People died. The casualties of the first day alone was 27 and it only kept climbing higher and higher as days passed, going from 33 to 49 and peaking at 81. People were dying everywhere, the number of attacks escalating so quickly that no one even wanted to step out of their houses anymore.

They played a short speech by the mayor on the news. He sweated before a microphone while he stressed that the government was monitoring the situation, that all new developments were being analysed diligently. He promised that things could be brought under control, although there seemed to be no conviction in his words. He advised them to be patient. Do not panic. Do not step outside of their residences unless there was an emergency. Do not spread fake news. Do not attempt to leave the city. Keep calm and stay put until a solution was met.

The scariest part of the situation was that there was a no way for a human to fight off a shadow. If someone encountered a shadow on the streets it was either run or die. The only saving grace about this whole nightmare was that the shadows were short-lived. They always disappeared on their own after a brief bout of attacks, when they couldn't keep resisting the sunlight. Still, even with only that small a window for action they were always able to deal a huge amount of damage.

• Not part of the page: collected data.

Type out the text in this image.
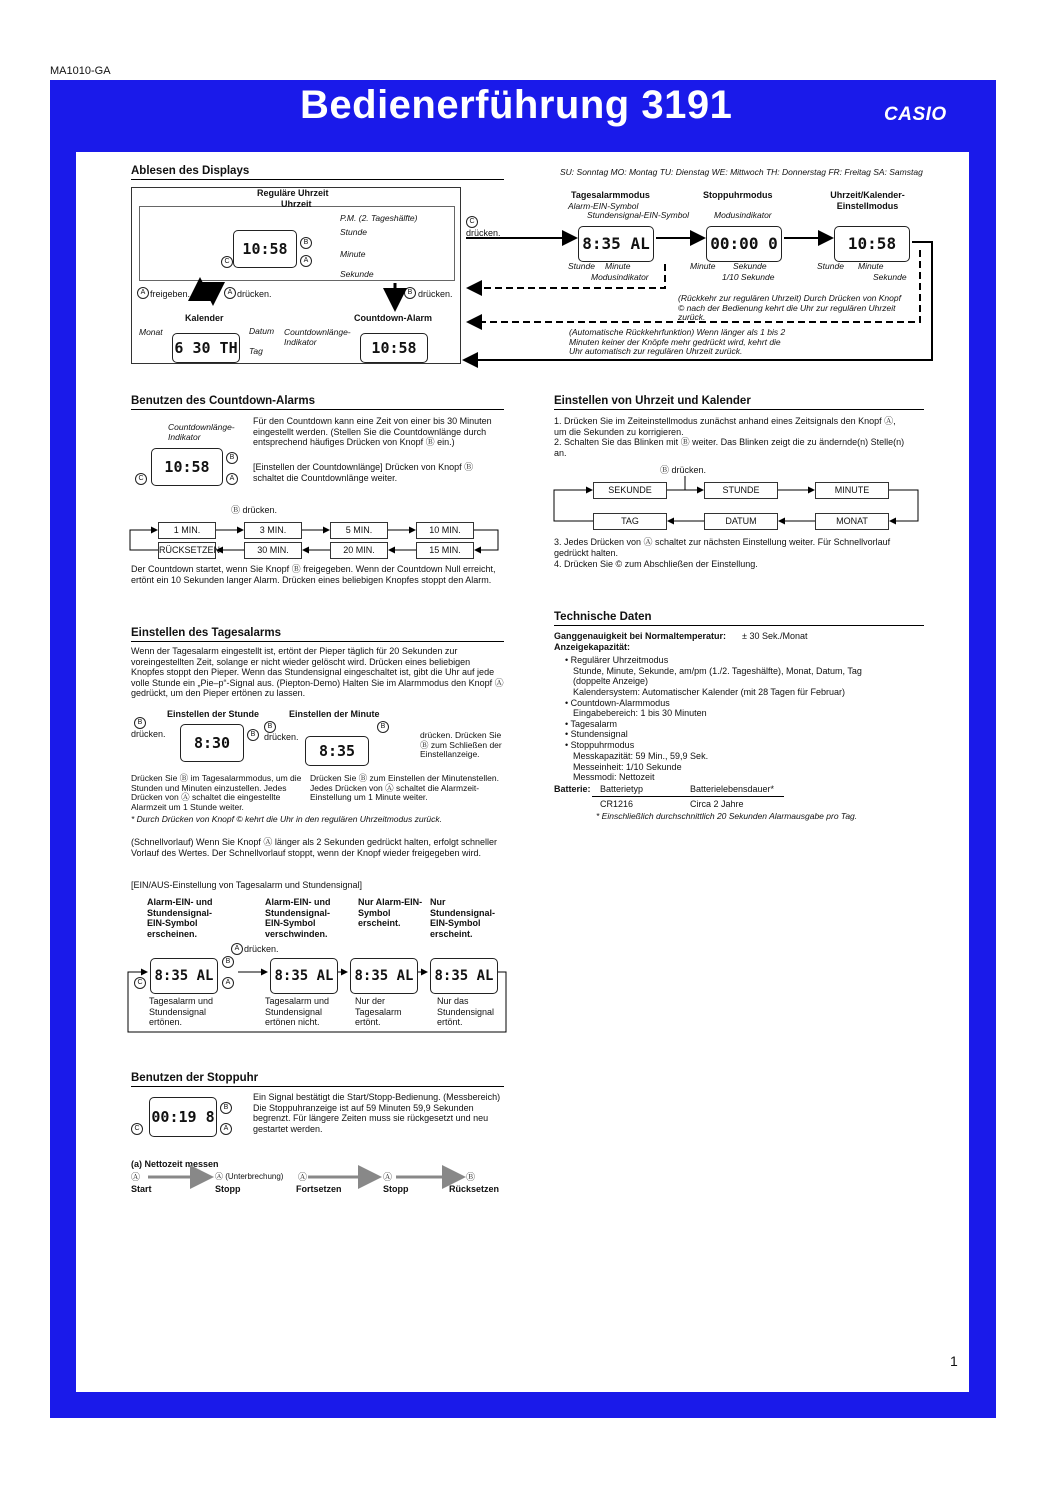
MA1010-GA
Bedienerführung 3191	CASIO
Ablesen des Displays
Reguläre Uhrzeit
Uhrzeit
10:58	B
A
C
P.M. (2. Tageshälfte)
Stunde
Minute
Sekunde
C
drücken.
A freigeben.	A drücken.	B drücken.
Kalender	Countdown-Alarm
Monat	Datum
Tag
6 30 TH
Countdownlänge-Indikator	10:58
SU: Sonntag MO: Montag TU: Dienstag WE: Mittwoch TH: Donnerstag FR: Freitag SA: Samstag
Tagesalarmmodus	Stoppuhrmodus	Uhrzeit/Kalender-Einstellmodus
Alarm-EIN-Symbol
Stundensignal-EIN-Symbol	Modusindikator
8:35 AL	00:00 0	10:58
Stunde Minute
Modusindikator
Minute Sekunde
1/10 Sekunde
Stunde Minute
Sekunde
(Rückkehr zur regulären Uhrzeit) Durch Drücken von Knopf © nach der Bedienung kehrt die Uhr zur regulären Uhrzeit zurück.
(Automatische Rückkehrfunktion) Wenn länger als 1 bis 2 Minuten keiner der Knöpfe mehr gedrückt wird, kehrt die Uhr automatisch zur regulären Uhrzeit zurück.
Benutzen des Countdown-Alarms
Countdownlänge-Indikator
10:58
B
A
C
Für den Countdown kann eine Zeit von einer bis 30 Minuten eingestellt werden. (Stellen Sie die Countdownlänge durch entsprechend häufiges Drücken von Knopf Ⓑ ein.)
[Einstellen der Countdownlänge] Drücken von Knopf Ⓑ schaltet die Countdownlänge weiter.
Ⓑ drücken.
1 MIN.	3 MIN.	5 MIN.	10 MIN.
RÜCKSETZEN	30 MIN.	20 MIN.	15 MIN.
Der Countdown startet, wenn Sie Knopf Ⓑ freigegeben. Wenn der Countdown Null erreicht, ertönt ein 10 Sekunden langer Alarm. Drücken eines beliebigen Knopfes stoppt den Alarm.
Einstellen des Tagesalarms
Wenn der Tagesalarm eingestellt ist, ertönt der Pieper täglich für 20 Sekunden zur voreingestellten Zeit, solange er nicht wieder gelöscht wird. Drücken eines beliebigen Knopfes stoppt den Pieper. Wenn das Stundensignal eingeschaltet ist, gibt die Uhr auf jede volle Stunde ein „Pie–p“-Signal aus. (Piepton-Demo) Halten Sie im Alarmmodus den Knopf Ⓐ gedrückt, um den Pieper ertönen zu lassen.
Einstellen der Stunde	Einstellen der Minute
B
drücken.	8:30	B
B
drücken.
8:35
B
drücken. Drücken Sie Ⓑ zum Schließen der Einstellanzeige.
Drücken Sie Ⓑ im Tagesalarmmodus, um die Stunden und Minuten einzustellen. Jedes Drücken von Ⓐ schaltet die eingestellte Alarmzeit um 1 Stunde weiter.
Drücken Sie Ⓑ zum Einstellen der Minutenstellen. Jedes Drücken von Ⓐ schaltet die Alarmzeit-Einstellung um 1 Minute weiter.
* Durch Drücken von Knopf © kehrt die Uhr in den regulären Uhrzeitmodus zurück.
(Schnellvorlauf) Wenn Sie Knopf Ⓐ länger als 2 Sekunden gedrückt halten, erfolgt schneller Vorlauf des Wertes. Der Schnellvorlauf stoppt, wenn der Knopf wieder freigegeben wird.
[EIN/AUS-Einstellung von Tagesalarm und Stundensignal]
Alarm-EIN- und Stundensignal-EIN-Symbol erscheinen.
Alarm-EIN- und Stundensignal-EIN-Symbol verschwinden.
Nur Alarm-EIN-Symbol erscheint.
Nur Stundensignal-EIN-Symbol erscheint.
A drücken.
8:35 AL
B
A
C	8:35 AL 8:35 AL 8:35 AL
Tagesalarm und Stundensignal ertönen.
Tagesalarm und Stundensignal ertönen nicht.
Nur der Tagesalarm ertönt.
Nur das Stundensignal ertönt.
Benutzen der Stoppuhr
00:19 8
B
A
C
Ein Signal bestätigt die Start/Stopp-Bedienung. (Messbereich) Die Stoppuhranzeige ist auf 59 Minuten 59,9 Sekunden begrenzt. Für längere Zeiten muss sie rückgesetzt und neu gestartet werden.
(a) Nettozeit messen
Ⓐ	Ⓐ (Unterbrechung) Ⓐ	Ⓐ	Ⓑ
Start	Stopp	Fortsetzen	Stopp	Rücksetzen
Einstellen von Uhrzeit und Kalender
1. Drücken Sie im Zeiteinstellmodus zunächst anhand eines Zeitsignals den Knopf Ⓐ, um die Sekunden zu korrigieren.
2. Schalten Sie das Blinken mit Ⓑ weiter. Das Blinken zeigt die zu ändernde(n) Stelle(n) an.
Ⓑ drücken.
SEKUNDE	STUNDE	MINUTE
TAG	DATUM	MONAT
3. Jedes Drücken von Ⓐ schaltet zur nächsten Einstellung weiter. Für Schnellvorlauf gedrückt halten.
4. Drücken Sie © zum Abschließen der Einstellung.
Technische Daten
Ganggenauigkeit bei Normaltemperatur: ± 30 Sek./Monat
Anzeigekapazität:
• Regulärer Uhrzeitmodus
Stunde, Minute, Sekunde, am/pm (1./2. Tageshälfte), Monat, Datum, Tag
(doppelte Anzeige)
Kalendersystem: Automatischer Kalender (mit 28 Tagen für Februar)
• Countdown-Alarmmodus
Eingabebereich: 1 bis 30 Minuten
• Tagesalarm
• Stundensignal
• Stoppuhrmodus
Messkapazität: 59 Min., 59,9 Sek.
Messeinheit: 1/10 Sekunde
Messmodi: Nettozeit
Batterie: Batterietyp	Batterielebensdauer*
CR1216	Circa 2 Jahre
* Einschließlich durchschnittlich 20 Sekunden Alarmausgabe pro Tag.
1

"It looked like the Cthulhu," said a patient on TV, sitting up in a narrow bed in Ermo, one side of his face fully masked by bandages. "It had these tentacles hanging off its head like octopus arms. It was all black and it made some kind of noise. Like teeth, I guess. I don't know. It killed two people right before my eyes."

"It was a car," said an old lady in the next video, hanging out her head from her second-floor apartment window, her arms shaking with passive fear. "There was a car down there." She pointed downwards. "Then its shadow started moving on the ground, and I thought maybe it was an earthquake. That the ground was moving and not the shadow. Then the shadow just burst out of the street." She was breathing fast, as if she were suffering from an oncoming asthma attack. "It didn't look like a car's shadow then. It had long tusks and its ribs stuck out like sticks. I was scared." She pointed again to a gap between the buildings across from her. "But it went that way and did not come back."

The cameras switched.

"Are we all going to die?" asked a girl crying, crouched beside a rack inside the supermarket, packets of food littering the floor around her. "I'm scared."

The video snapped away from her.

"I think the shadows want to migrate," said a man in a suit, sliding his round glasses up his nose. His hair was parted neatly and his clothes were without any wrinkles. He appeared way too calm, almost bored, as if it were just another day and he was headed to his drab office job. "I think the shadows are going to kill us all off. And once the population falls, they are going to move out. They have got to be sick and tired of this city. I know I am."

Felix had stopped going out of the house during the day. He had been weakened so much that he could no longer bear to be out in the sun without collapsing. Instead, he planted himself in the couch in the living room, staring at the TV screen all day long, severe-faced and unspeaking. He looked like he could freeze the sun with his gaze alone.

"Is it Griffin?" Hansel asked him, broaching the shadow boy's name cautiously. "Did he ask the shadows to attack?"

"It is likely," said Felix succinctly.